Christ the King 2011
Ezekiel 34:11-16, 20-24; Ps 100; Ephesians 1:15-23; Matthew 25:31-46
I am not wild about kings. Investing too much power in one broken human being feels dangerous to me. I am way too Irish, too filled with my ancestors’ tales of being abused by people who acted “in the name of the King.”
So this feast of Christ the King fills me with questions. How it is a good thing that we end the liturgical year calling Jesus our king?
Some years ago I learned of one island community in Ireland that helped me with the idea of kings. This island is a tourist destination. When the ferry comes in, there is an older man dressed in work clothes waiting on the dock to greet you. He smiles and takes your hand, asks your name, welcomes you to the island. He will often carry your bags.
As it turns out he legally is the king of this island, head of the most ancient clan. He is entitled to the title “his majesty.” He figures the best way a king can spend his time is by welcoming guests and making them feel at home. That’s the kind of king I’d gladly bow my head to.
But we are fascinated with kings nonetheless. Right now, in chaotic times filled with uncertainty and anxiety, we may find ourselves longing for someone who knows how to put things right and who has the power to do so. On this Christ the King Sunday, these are my questions: Is there hope for us? Can we as a congregation, as a city, as a nation and a world, be gathered in a positive, life-giving community?
When we first gathered we prayed that Jesus would “restore all things.” In that prayer we named that we were “divided and enslaved by sin”, and long to be “freed and gathered” by Jesus as king.
If Jesus is the kind of king who can truly restore, if he is the kind of king who cares that I along with the rest of humanity is divided and enslaved, if he can gather us and set us free, then this is the kind of king I can get behind.
I acknowledge that my own life is divided and enslaved, by fear and anger and pride. I acknowledge that my life is impacted by powerful forces that instill fear and a sense of scarcity. I can see those forces wreaking havoc in the world, especially on poorest and most vulnerable.
The world is a loud and frightened place. It feels like everywhere there are anxiety, anger and fear, blame and a litany of problems. People the world over are rising in turmoil, seeking freedom from oppression or from poverty or from hopelessness. There is an overriding sense that there is something deeply wrong, but no one can quite grasp the key to turn that will make it right. Even in our own midst, in our own church, this sense of restlessness and being off-center affects us all. And so many of us are struggling with that sense of anxiety and insecurity, be it employment or finance or health or just trying to walk upright in shaky times.
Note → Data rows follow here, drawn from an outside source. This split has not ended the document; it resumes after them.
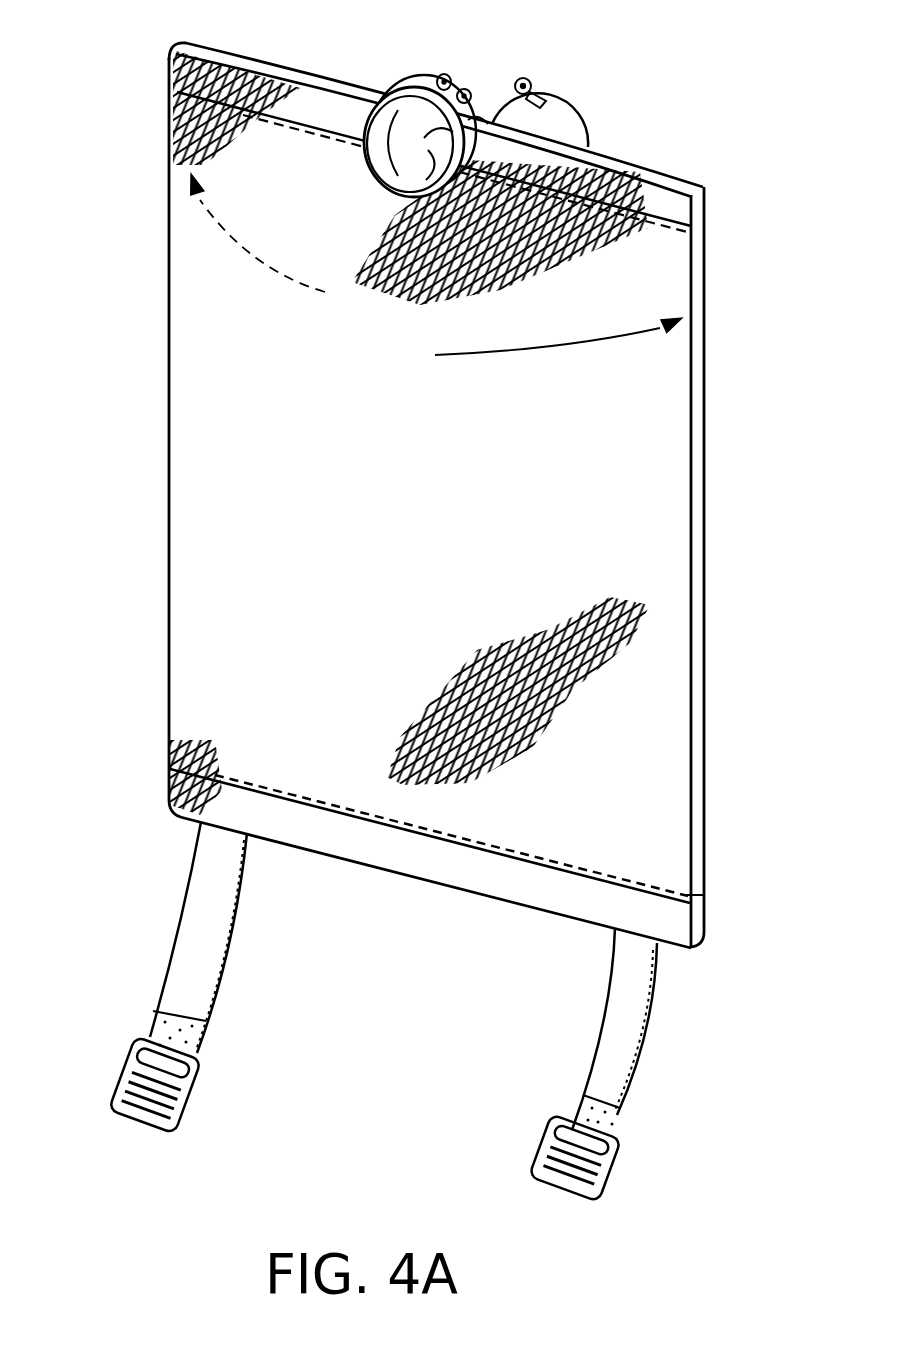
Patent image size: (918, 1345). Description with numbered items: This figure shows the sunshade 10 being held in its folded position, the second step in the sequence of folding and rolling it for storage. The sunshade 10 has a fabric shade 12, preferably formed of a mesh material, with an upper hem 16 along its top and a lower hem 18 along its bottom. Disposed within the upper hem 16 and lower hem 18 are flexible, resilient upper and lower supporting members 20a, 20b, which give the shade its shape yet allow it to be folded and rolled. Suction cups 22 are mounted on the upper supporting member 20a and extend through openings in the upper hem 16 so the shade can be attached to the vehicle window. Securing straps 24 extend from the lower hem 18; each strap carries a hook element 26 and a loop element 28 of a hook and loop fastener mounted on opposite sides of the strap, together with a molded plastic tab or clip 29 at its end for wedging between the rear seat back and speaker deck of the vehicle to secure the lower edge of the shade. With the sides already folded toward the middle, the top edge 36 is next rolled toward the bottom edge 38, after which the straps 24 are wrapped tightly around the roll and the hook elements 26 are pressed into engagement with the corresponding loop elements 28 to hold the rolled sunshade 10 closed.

The sunshade 10 is at (117, 150).
The fabric shade 12 is at (645, 488).
The upper hem 16 is at (273, 82).
The lower hem 18 is at (383, 870).
The upper supporting member 20a is at (693, 212).
The lower supporting member 20b is at (690, 923).
The suction cups 22 is at (408, 108).
The securing straps 24 is at (258, 989).
The hook element 26 is at (160, 1025).
The loop element 28 is at (238, 920).
The molded plastic tab or clip 29 is at (197, 1102).
The top edge 36 is at (652, 167).
The bottom edge 38 is at (490, 900).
We have truly been scattered, like the sheep in the first reading. Someone needs to look for us and gather us. Christ Jesus is doing just that, right now, right here, in our midst. The powerful and the self-sufficient will no longer have their own way. There is a new rule, and a new way to live with one another—a way that is humble and respectful, a way that places an abundant God at the center of our lives.
And we are called and empowered to live this new way, right here and now.
The king who gathers us is generous. He gives us his own life and his own spirit. We are royal, even though we may not feel that way! We are not our anxiety, our scarcity, or our despair. Instead Paul tells us we can live “with the eyes of your heart enlightened, you may know what is the hope to which he has called you, what are the riches of his glorious inheritance among the saints.” We are the saints, we are those empowered to live the life of the king.
Today we are called to gather and to live freely as sisters and brothers of the king.
This king does not force. He invites, but he also empowers. He calls us to a new way of being and living, but humbly awaits our response.
I wish to be gathered and freed to live the king’s life, here in this community of Saints Peter and Paul. Here is where it is possible for me to be that free, gathered person—together with sisters and brothers, set free from fear and from anxiety and from scarcity, freed from hiding out in my tiny anxious individual little life, freed to live my deepest desire, my deepest passion. That passion is to know and explore the depths of the heart of king Jesus, and to be transformed into a royal citizen of his realm where the king lives in the poor and those most in need.
That’s why we are invited to make our commitments today, to pledge our proportional support of this community. We do this to be free of anxiety and scarcity and the rule of power and of fear. We do this to love and honor and explore this strange, non-violent, non-coercive, always-generous king, a king who has no crown, no limousine, no security force, no castle, no home except in our hearts and in the faces of the poor. This gentlest and kindest of kings only wants to welcome us and to share his realm. We give, we pledge, we commit, we touch hands upon his altar because we want to be with him, with his gathered people, and with those forgotten people whom he loves. We want to be freed and gathered with him in our midst. That’s really what a scattered, angry, anxious world longs for most deeply.